Police training aims to avoid deadly force, but officers who have no other way to protect themselves or others clearly are right to fire. And when they fire, they are taught to aim for body mass until the threat is neutralized, not try to shoot an arm or a leg. There isn’t time for a Hollywood stunt, which is why the decision properly is called one of life or death.

It is all so basic, and yet the ritual of police shootings rarely varies. After each one, the liberal catechism demands that the cops be denounced as trigger-happy, and reporters from certain news organizations start hectoring under the assumption that a death could have been avoided if only the police were, you know, more sensitive.

Of course, sympathy for the dead and wounded only flows in one direction. Ten city cops have been shot this year, but that carnage has produced mostly a demand for less policing, not more. The vague suggestion is that the cops are responsible for their own injuries, and that criminals with illegal guns wouldn’t use them so much if only the police would leave them alone.

Hence those loaded questions to the mayor. The hoped-for result is that he will put some daylight between himself and the cops. Hanging them out to dry, even with a stray suggestion of doubt or an omission of strong support, would cue a feeding frenzy on the police.

Bloomberg walked into that trap earlier in his tenure, but has become a rock-solid defender of the department. And he continues to remain so, even as the attacks on the NYPD grow more irrational and threaten his legacy among liberals.

Good for him, and good for New York. Given what the 80 percent drop in crime over the last 18 years has meant to the city’s economy and quality of life, it is remarkable that the blame-the-cops-first culture endures. But as long as it does, it remains the duty of any mayor to stand up for the men and women in blue.

GOP can thank Joe’s slip service

That didn’t take long. After only four days, Paul Ryan already is proving himself more fit to be vice president than the incumbent.

Joe Biden was dangerously overheating for much of the summer, and recently disappeared for a week. He also took a week off for his daughter’s wedding.

But he’s baaaccck, and shows signs of being close to the edge again.

At a rally in Virginia, the smears and gibberish were boiling over.

“Look at their budget, and what they are proposing,” Biden said of the GOP ticket.

“Romney wants to let the — he said in the first hundred days he is going to let the big banks once again write their own rules. Unchain Wall Street,” he said as he lowered his hand, as if giving a benediction.

Then the kicker: “They going to put y’all back in chains.”

Biden didn’t appear to be joking as he lapsed into a down-home accent for the “back in chains” line. Some in the audience laughed, some booed, most didn’t know what to do. Can’t blame ’em.

Wait, there was more. He ended his speech to the Virginia audience with a rousing boast that “we can win North Carolina.” Hmmm.

Figuring Biden out gets harder as he seems less and less stable. The idea that he is a heartbeat away from the nuclear button is no laughing matter.

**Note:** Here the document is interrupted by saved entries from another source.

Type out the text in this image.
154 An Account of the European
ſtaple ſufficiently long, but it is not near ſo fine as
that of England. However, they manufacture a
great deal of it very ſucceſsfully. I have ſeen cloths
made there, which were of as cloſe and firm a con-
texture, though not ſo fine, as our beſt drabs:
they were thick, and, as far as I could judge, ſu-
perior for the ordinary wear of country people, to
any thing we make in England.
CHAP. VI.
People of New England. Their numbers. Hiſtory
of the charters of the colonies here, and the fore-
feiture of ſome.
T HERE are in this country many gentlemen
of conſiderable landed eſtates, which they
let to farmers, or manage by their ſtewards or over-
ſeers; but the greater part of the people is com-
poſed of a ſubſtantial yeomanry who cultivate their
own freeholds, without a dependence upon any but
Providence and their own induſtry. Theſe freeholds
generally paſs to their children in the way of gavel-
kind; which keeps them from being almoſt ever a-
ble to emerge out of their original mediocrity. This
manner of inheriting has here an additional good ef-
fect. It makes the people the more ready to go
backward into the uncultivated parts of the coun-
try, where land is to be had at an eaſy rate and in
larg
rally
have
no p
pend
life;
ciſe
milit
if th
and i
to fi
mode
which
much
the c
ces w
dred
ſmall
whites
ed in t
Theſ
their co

Ryan, meanwhile, has given the GOP ticket a jolt of energy. His life story, of how he found his father dead at 16, went to work at McDonald’s and became class president, has an up-by-the-bootstraps ring that explains his earnest, humble manner.

Most important, the campaign is taking a turn to the future with Ryan as a young, plain-speaking agent for needed fixes to entitlement programs. Even Romney seems to have a new zest.

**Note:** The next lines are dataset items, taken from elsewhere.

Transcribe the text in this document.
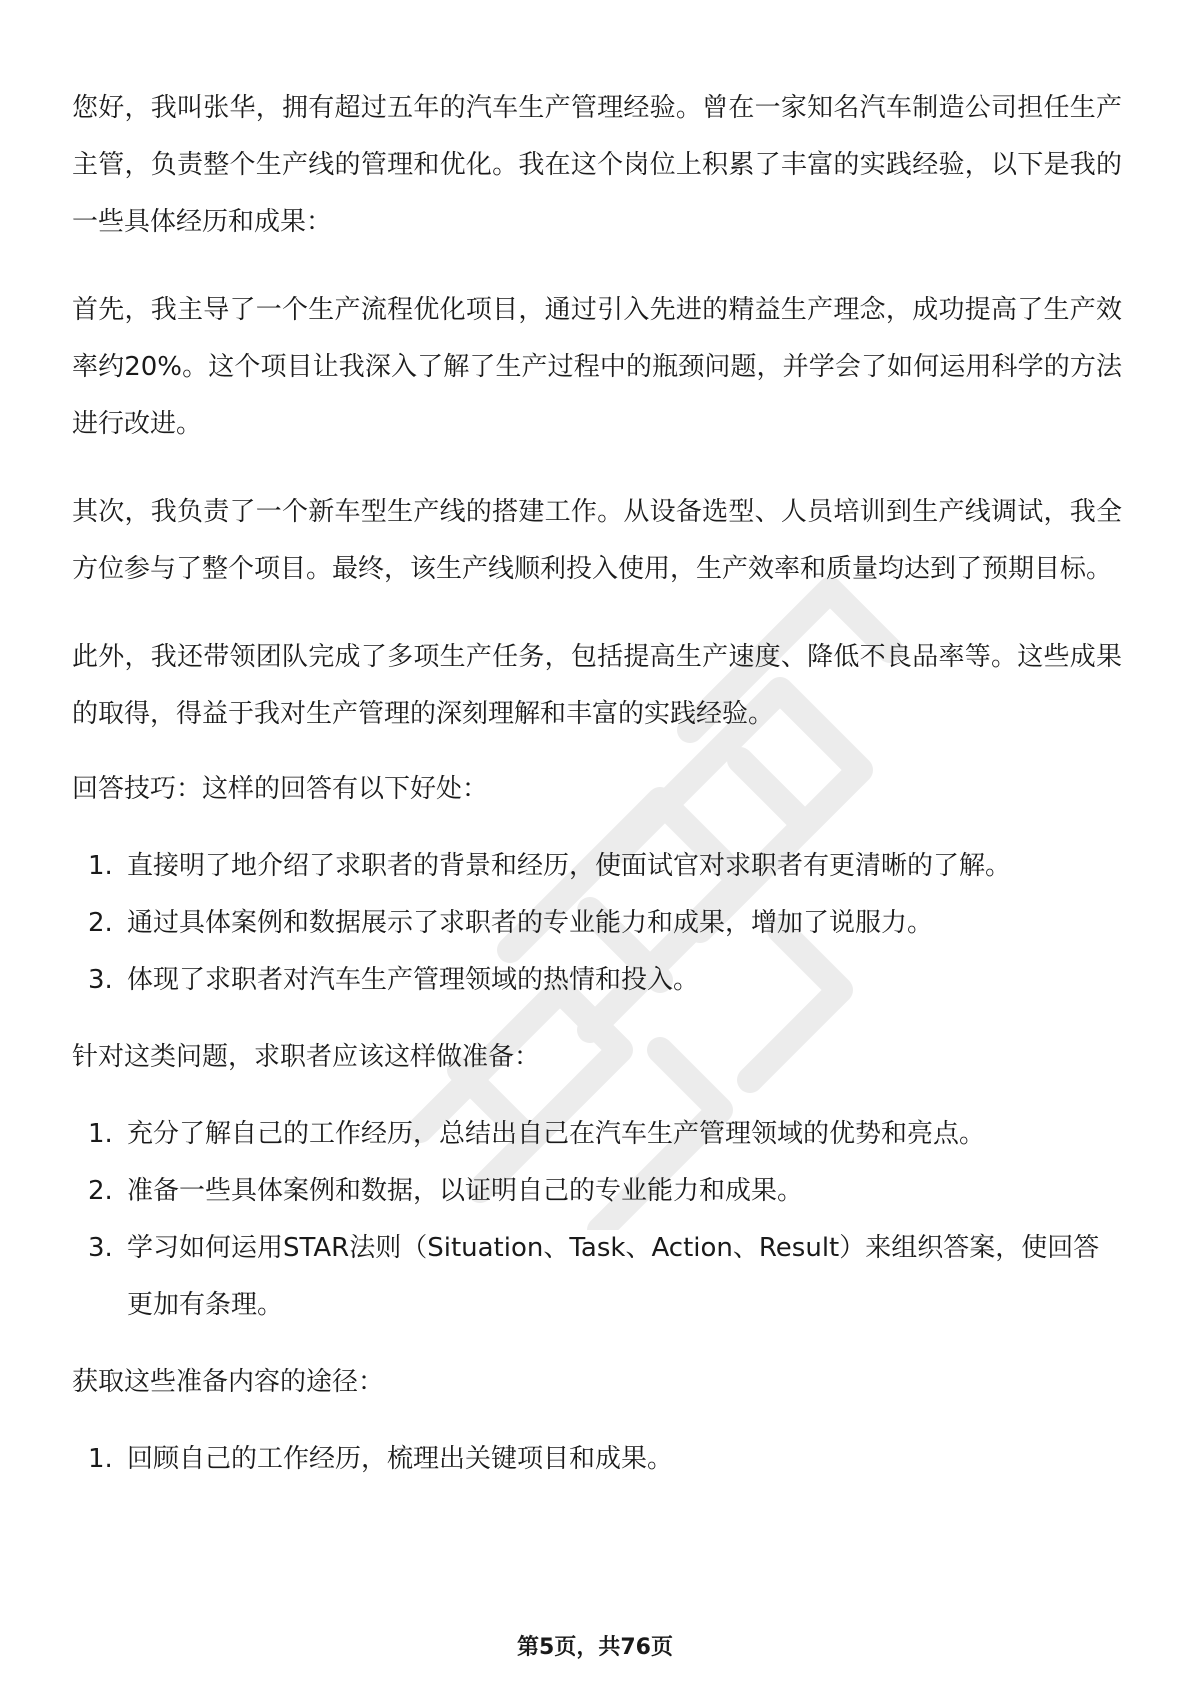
您好，我叫张华，拥有超过五年的汽车生产管理经验。曾在一家知名汽车制造公司担任生产主管，负责整个生产线的管理和优化。我在这个岗位上积累了丰富的实践经验，以下是我的一些具体经历和成果：

首先，我主导了一个生产流程优化项目，通过引入先进的精益生产理念，成功提高了生产效率约20%。这个项目让我深入了解了生产过程中的瓶颈问题，并学会了如何运用科学的方法进行改进。

其次，我负责了一个新车型生产线的搭建工作。从设备选型、人员培训到生产线调试，我全方位参与了整个项目。最终，该生产线顺利投入使用，生产效率和质量均达到了预期目标。

此外，我还带领团队完成了多项生产任务，包括提高生产速度、降低不良品率等。这些成果的取得，得益于我对生产管理的深刻理解和丰富的实践经验。

回答技巧：这样的回答有以下好处：

1. 直接明了地介绍了求职者的背景和经历，使面试官对求职者有更清晰的了解。
2. 通过具体案例和数据展示了求职者的专业能力和成果，增加了说服力。
3. 体现了求职者对汽车生产管理领域的热情和投入。

针对这类问题，求职者应该这样做准备：

1. 充分了解自己的工作经历，总结出自己在汽车生产管理领域的优势和亮点。
2. 准备一些具体案例和数据，以证明自己的专业能力和成果。
3. 学习如何运用STAR法则（Situation、Task、Action、Result）来组织答案，使回答更加有条理。

获取这些准备内容的途径：

1. 回顾自己的工作经历，梳理出关键项目和成果。
第5页，共76页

They’ll need it. With the Obama campaign endorsing Biden’s rancid remarks, the incumbents are responding to the challenge with lies, fear-mongering and race-baiting. And it’s only August.

Booker’s stiff upper flip

Corey Booker is recanting his recantation. The “hostage video,” he now admits, was a “dumb decision.” Bravo.

Newark’s Democratic mayor was a prominent Obama surrogate until a May television bit where he called his party’s attacks on Bain Capital “nauseating.”

Scolded by campaign enforcers, he did a spooky-looking YouTube video to walk back the criticism. His confession, to The Wall Street Journal, that he was wrong to surrender restores some faith in his judgment, especially because he now says he has no regrets about his initial criticism. “I spoke from the heart,” he tells the Journal.

As he always should. But next time, he could save himself a lot of trouble by starting with candor and never wavering.

Be Syrious: Fall is no O triumph

The claim from a Syrian defector that the Assad regime is about to fall can mean only one thing: The White House is getting ready with a statement taking credit. Yep, leading from behind scores again, give or take 20,000 deaths.

Right jab at Mitt

Best line of the day comes from George Will: “For Romney, conservatism is a second language.”